簡易檢索 / 詳目顯示

研究生: 林家洋
Lin, Chia-Yang
論文名稱: Mercurius: 一個高速且彈性的前瞻微處理器匯流排架構
Mercurius: A High Speed and Flexible AMBA Architecture
指導教授: 卿文龍
Chin, Wen-Long
學位類別: 碩士
Master
系所名稱: 工學院 - 工程科學系
Department of Engineering Science
論文出版年: 2012
畢業學年度: 100
語文別: 中文
論文頁數: 64
中文關鍵詞: 系統單晶片前瞻微處理器匯流排架構共享式記憶體交換統計多工特性暫存器轉移階層
外文關鍵詞: System-on-Chip, Advanced Micro-controller Bus Architecture, shared-memory switching architecture, statistical multiplexing, register-transfer level model
相關次數: 點閱:109下載:2
分享至:
查詢本校圖書館目錄 查詢臺灣博碩士論文知識加值系統 勘誤回報
  • 隨著半導體技術的蓬勃發展,單一晶片上所能實現的功能越來越多且複雜,於是,系統單晶片(System-on-Chip,簡稱SoC)的設計方法成為設計上的趨勢。前瞻微處理器匯流排架構(Advanced Micro-controller Bus Architecture,簡稱AMBA)是一個被廣泛運用於系統單晶片上的晶片匯流排架構,其提供了一套標準的匯流排協定,用以連結晶片上的各個元件,但AMBA架構上無法支援多筆資料交易(multiple outstanding transaction) ,且主裝置和僕裝置皆為共享單獨的匯流排通道,這會導致系統的頻寬大幅降低。

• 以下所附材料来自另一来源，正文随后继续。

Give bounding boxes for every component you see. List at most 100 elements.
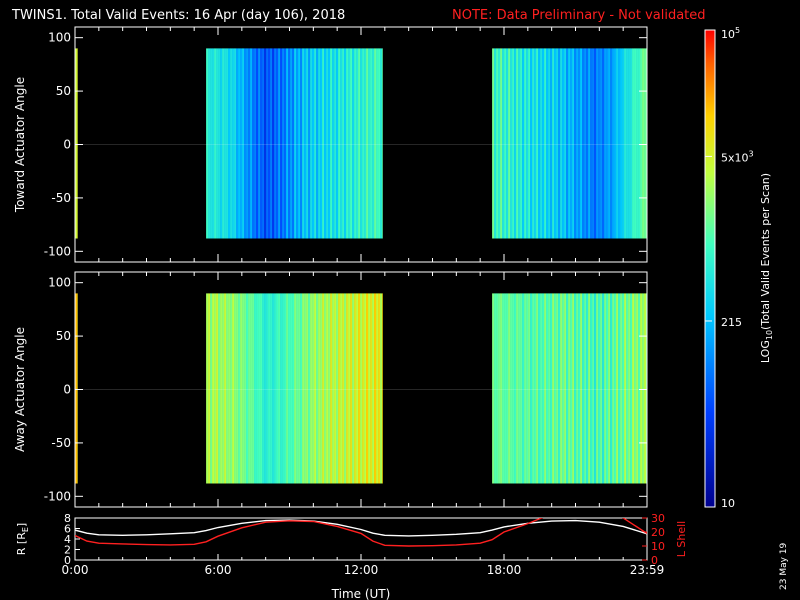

    據此,本研究的目的為基於AMBA的匯流排協定,提出使用共享式記憶體交換(shared-memory switching)的架構,取名為Mercurius,用以無接縫地(seamless)取代傳統匯流排的架構,也就是說,既有裝置不需做任何修改,即可使用本平台,達到多筆資料交易、頻寬大量提升、以及易於擴充等優點。其動作流程為,主裝置端對僕裝置端所發出的資料交易,會儲存在共享的記憶體中,經動態控制方法查詢路由表,再依照查詢結果依序去共享記憶體中讀出,並分配至僕裝置端,所有主裝置端的資料交易,皆能被寫入共享緩衝區記憶體中,然後讀出傳送到僕裝置端。共享式記憶體的統計多工特性(statistical multiplexing),可使系統效能達到最佳並支援多筆資料交易,因此,理想上所有的主裝置及僕裝置對(pair),可平行(parallel)地傳輸資料,不會因為被阻塞住,而導致必需等待的情況,假若僕裝置來不及反應主裝置的資料交易,Mercurius的流量控制(flow control)功能,不僅可避免緩衝區溢出,也可公平分配系統資源,達到資源最佳利用。共享式記憶體的架構,可以允許同時間寫入所有主裝置端的資料交易,也能同時讀出所有的資料交易至僕裝置端,具有虛擬(virtual)點對點的特性,且在該架構下,也能支援主裝置與主裝置間的通訊(mater to master communication),故共享式記憶體的架構之傳輸量,故共享式記憶體的架構,不僅傳輸量可達到傳統匯流排架構的數倍,且較具有彈性。
    就實現層面而言,本論文使用TSMC 90奈米的技術實現硬體架構,並在暫存器轉移層(Register Transfer Level,RTL)評估本架構之效能,設計之規格為8x8(意即系統可以支援八個裝置,使用者可自行定義所需之主、僕裝置的數目),整體之傳輸資料傳輸頻寬,在最差的情況下(也就是僕裝置的回應時間為零延遲,意即AMBA最完美的情況),也可達到至少為AMBA AHB的3倍以上,若僕裝置的回應時間有延遲的話,由於匯流排會被擁有使用權裝置占用而導致效能降低,實驗數據顯示,此時頻寬至少為AMBA AHB的4倍以上。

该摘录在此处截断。